Desde el inicio de la pandemia, el sector del transporte público individual de pasajeros no ha detenido su labor y ha sido uno de los pocos que ha prestado servicio de manera continua para poder movilizar a aquellos sectores básicos y esenciales para la economía y la sociedad, entre ellos, el de la salud.

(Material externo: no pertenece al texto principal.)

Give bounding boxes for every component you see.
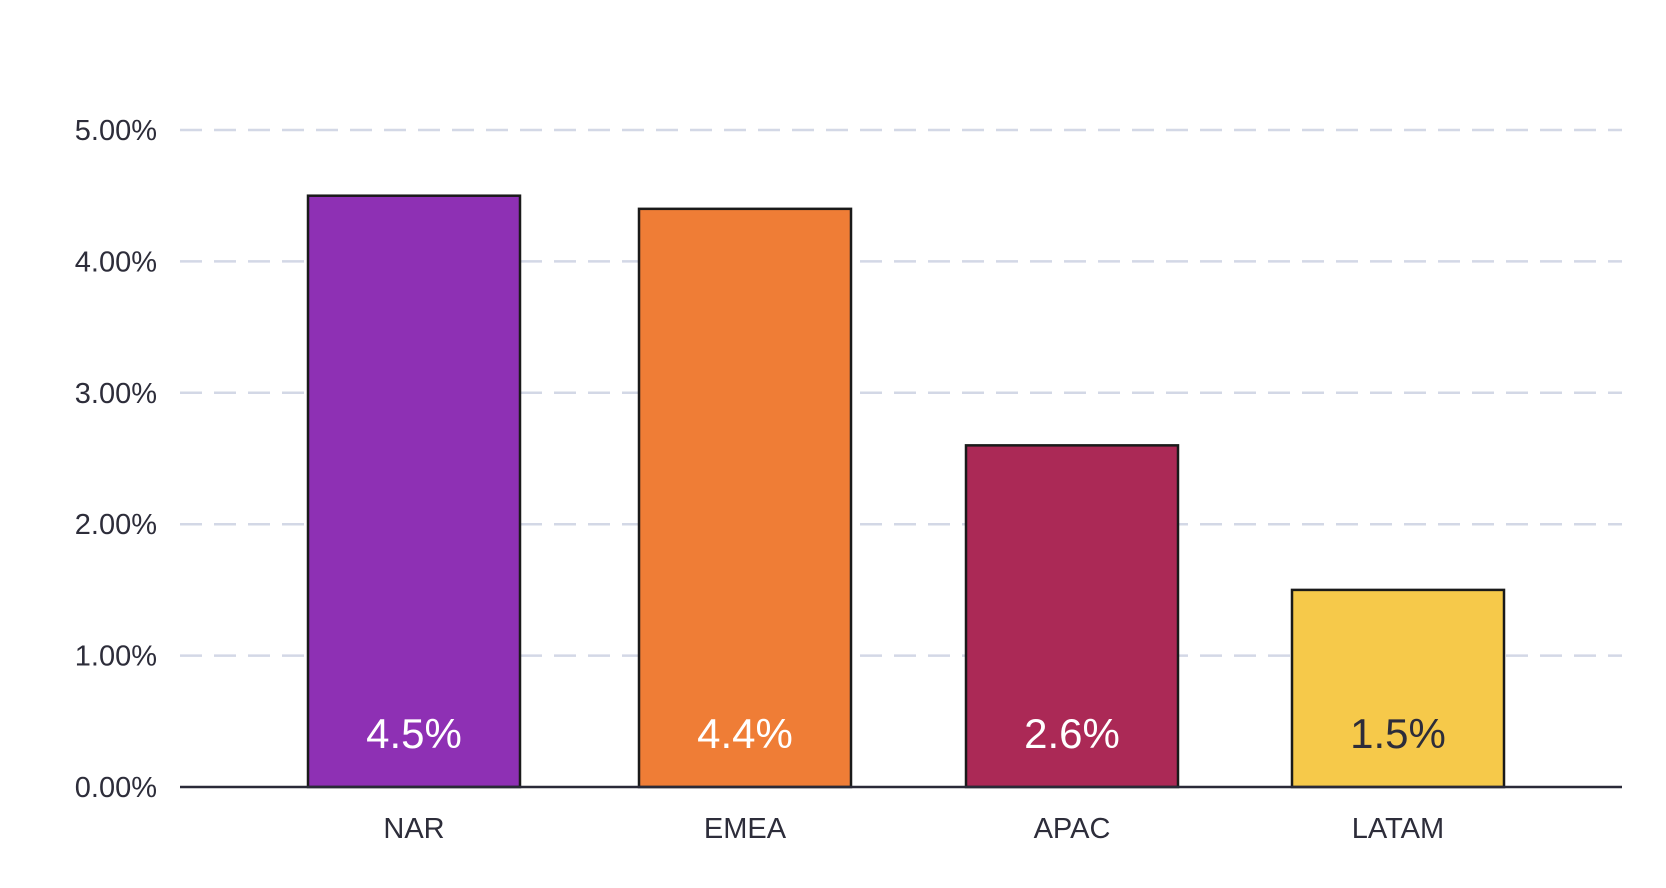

Aunque el sector en general viene aplicando protocolos de bioseguridad, impulsados por las empresas del ramo, es necesario que se adelante una vacunación pronta a los conductores para ofrecerle todas las garantías de seguridad a los miles de usuarios que diariamente utilizan el servicio de taxi en el país. Es por ello que hacemos un llamado a las diferentes autoridades de salud de carácter central y local para tener en cuenta en sus esquemas de priorización a esta población.

En el Valle de Aburrá, 35 mil conductores derivan su sustento del transporte público individual de pasajeros y movilizan unas 564.300 personas diariamente.

Ya autoridades en otras ciudades del mundo como Madrid en España y Nueva York han priorizado la vacunación en sectores considerados esenciales, entre ellos el de los conductores de taxi.

Esta es una solicitud que hacemos de manera respetuosa y teniendo en cuenta el número de vacunas disponibles y el orden de prioridades que establezcan las autoridades de salud.